There was more than the usual market chatter about Tesla Motors (TSLA -1.11%) on Tuesday, following the airing of an analyst's opinion that the company will soon be lapped by a big rival in the electric vehicle (EV) segment.

Gordon Johnson, who keeps tabs on Tesla for GLJ Research, said Volkswagen (VWAGY 1.26%) will overtake the company in terms of EV unit sales this year. Volkswagen stated on Tuesday that it aims to deliver 1 million EVs over the course of 2021. By contrast, Johnson pointed out, Tesla has said it anticipates a 50% rise in its deliveries, however that lands the company at a floor of nearly 750,000 units for the year. 

A Tesla Model Y riding along a road.

Image source: Tesla Motors.

Volkswagen is clearly determined to be as much of a global EV powerhouse as it has been on the internal combustion engine (ICE) market for many years. In fact, on Tuesday it also stated a goal of being the world's top EV maker by 2025 at the latest. As that is only a few short years away, we can expect the company to charge as hard as possible to fulfill this ambition.

Whether it can do so at Tesla's expense is an open question, as Volkswagen hasn't been nearly as prominent in the U.S. as in some of its other locations.
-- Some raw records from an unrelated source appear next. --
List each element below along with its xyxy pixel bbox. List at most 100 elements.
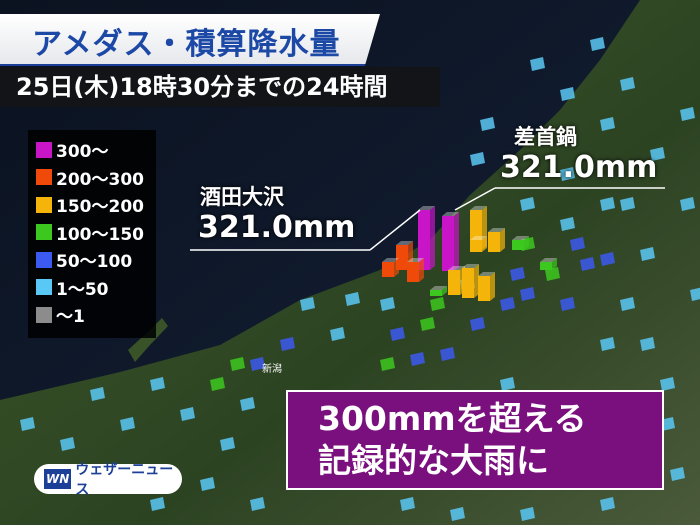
- station-marker: [380, 297, 395, 311]
- legend-swatch: [36, 224, 52, 241]
- station-marker: [430, 297, 445, 311]
- station-marker: [650, 147, 665, 161]
- station-marker: [520, 507, 535, 521]
- station-value-sakata-osawa: 321.0mm: [198, 210, 356, 245]
- rain-bar: [478, 272, 495, 301]
- legend-swatch: [36, 196, 52, 213]
- legend-item: 300〜: [36, 136, 156, 164]
- period-subtitle: 25日(木)18時30分までの24時間: [0, 67, 440, 107]
- station-marker: [640, 337, 655, 351]
- legend-item: 100〜150: [36, 219, 156, 247]
- legend-label: 200〜300: [56, 169, 144, 190]
- leader-line-sakata-diag: [369, 209, 421, 251]
- rain-bar: [540, 258, 557, 270]
- station-marker: [620, 297, 635, 311]
- station-marker: [390, 327, 405, 341]
- station-marker: [680, 107, 695, 121]
- station-marker: [680, 197, 695, 211]
- station-marker: [580, 257, 595, 271]
- station-marker: [410, 352, 425, 366]
- legend-swatch: [36, 169, 52, 186]
- station-marker: [345, 292, 360, 306]
- station-marker: [450, 507, 465, 521]
- station-marker: [640, 247, 655, 261]
- station-marker: [330, 327, 345, 341]
- station-marker: [560, 297, 575, 311]
- rain-bar: [407, 258, 424, 282]
- station-marker: [470, 317, 485, 331]
- legend-label: 300〜: [56, 142, 109, 163]
- station-marker: [660, 377, 675, 391]
- station-marker: [200, 477, 215, 491]
- wn-logo-mark: WN: [44, 469, 72, 489]
- legend-item: 1〜50: [36, 274, 156, 302]
- station-marker: [600, 497, 615, 511]
- station-marker: [560, 167, 575, 181]
- rain-bar: [382, 258, 399, 277]
- station-marker: [240, 397, 255, 411]
- station-marker: [590, 37, 605, 51]
- rain-bar: [462, 264, 479, 298]
- legend-label: 150〜200: [56, 197, 144, 218]
- station-marker: [670, 467, 685, 481]
- headline-line-2: 記録的な大雨に: [318, 441, 549, 480]
- station-marker: [470, 152, 485, 166]
- station-marker: [600, 252, 615, 266]
- station-marker: [220, 437, 235, 451]
- station-marker: [520, 287, 535, 301]
- station-value-sashikubinabe: 321.0mm: [500, 150, 658, 185]
- station-marker: [545, 267, 560, 281]
- station-marker: [180, 407, 195, 421]
- station-marker: [620, 77, 635, 91]
- headline-line-1: 300mmを超える: [318, 399, 587, 438]
- leader-line-sashikubinabe-diag: [454, 187, 496, 211]
- legend-item: 〜1: [36, 301, 156, 329]
- legend-swatch: [36, 251, 52, 268]
- title-banner: アメダス・積算降水量: [0, 14, 380, 66]
- rain-bar: [512, 236, 529, 250]
- map-label-niigata: 新潟: [262, 362, 282, 375]
- station-marker: [250, 497, 265, 511]
- station-marker: [420, 317, 435, 331]
- rain-bar: [418, 206, 435, 270]
- station-marker: [250, 357, 265, 371]
- station-marker: [20, 417, 35, 431]
- station-markers: [20, 37, 700, 521]
- station-marker: [620, 197, 635, 211]
- station-marker: [600, 337, 615, 351]
- legend-label: 1〜50: [56, 279, 109, 300]
- station-marker: [280, 337, 295, 351]
- station-marker: [500, 297, 515, 311]
- legend-item: 200〜300: [36, 164, 156, 192]
- station-marker: [440, 347, 455, 361]
- station-marker: [60, 437, 75, 451]
- legend-swatch: [36, 141, 52, 158]
- station-marker: [500, 377, 515, 391]
- rain-bars: [382, 206, 557, 301]
- legend-swatch: [36, 306, 52, 323]
- legend-label: 50〜100: [56, 252, 133, 273]
- station-marker: [520, 197, 535, 211]
- station-marker: [530, 57, 545, 71]
- legend-item: 150〜200: [36, 191, 156, 219]
- legend-swatch: [36, 279, 52, 296]
- station-marker: [150, 497, 165, 511]
- station-marker: [600, 197, 615, 211]
- station-marker: [690, 287, 700, 301]
- station-marker: [380, 357, 395, 371]
- station-marker: [480, 117, 495, 131]
- station-marker: [400, 497, 415, 511]
- rain-bar: [442, 212, 459, 271]
- legend-item: 50〜100: [36, 246, 156, 274]
- rain-bar: [488, 228, 505, 252]
- station-marker: [560, 87, 575, 101]
- headline-message: 300mmを超える 記録的な大雨に: [286, 390, 664, 490]
- legend-label: 100〜150: [56, 224, 144, 245]
- station-marker: [120, 417, 135, 431]
- rain-bar: [470, 236, 487, 252]
- station-name-sakata-osawa: 酒田大沢: [200, 185, 284, 209]
- station-marker: [570, 237, 585, 251]
- station-marker: [300, 297, 315, 311]
- weathernews-logo: WN ウェザーニュース: [34, 462, 182, 498]
- station-name-sashikubinabe: 差首鍋: [514, 125, 577, 149]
Also, Tesla EVs still have cachet as higher-end automobiles, while Volkswagen is more focused on the mass market and thus has a less "cool" lineup of models, for the most part.

Neither Tesla nor its outspoken CEO Elon Musk has yet responded to Volkswagen's latest pronouncements. 

Investors might consider the Germany-based company to be a growing threat, though. On Tuesday, Tesla shares fell by 4.4%, against the only marginal decline of the S&P 500 index.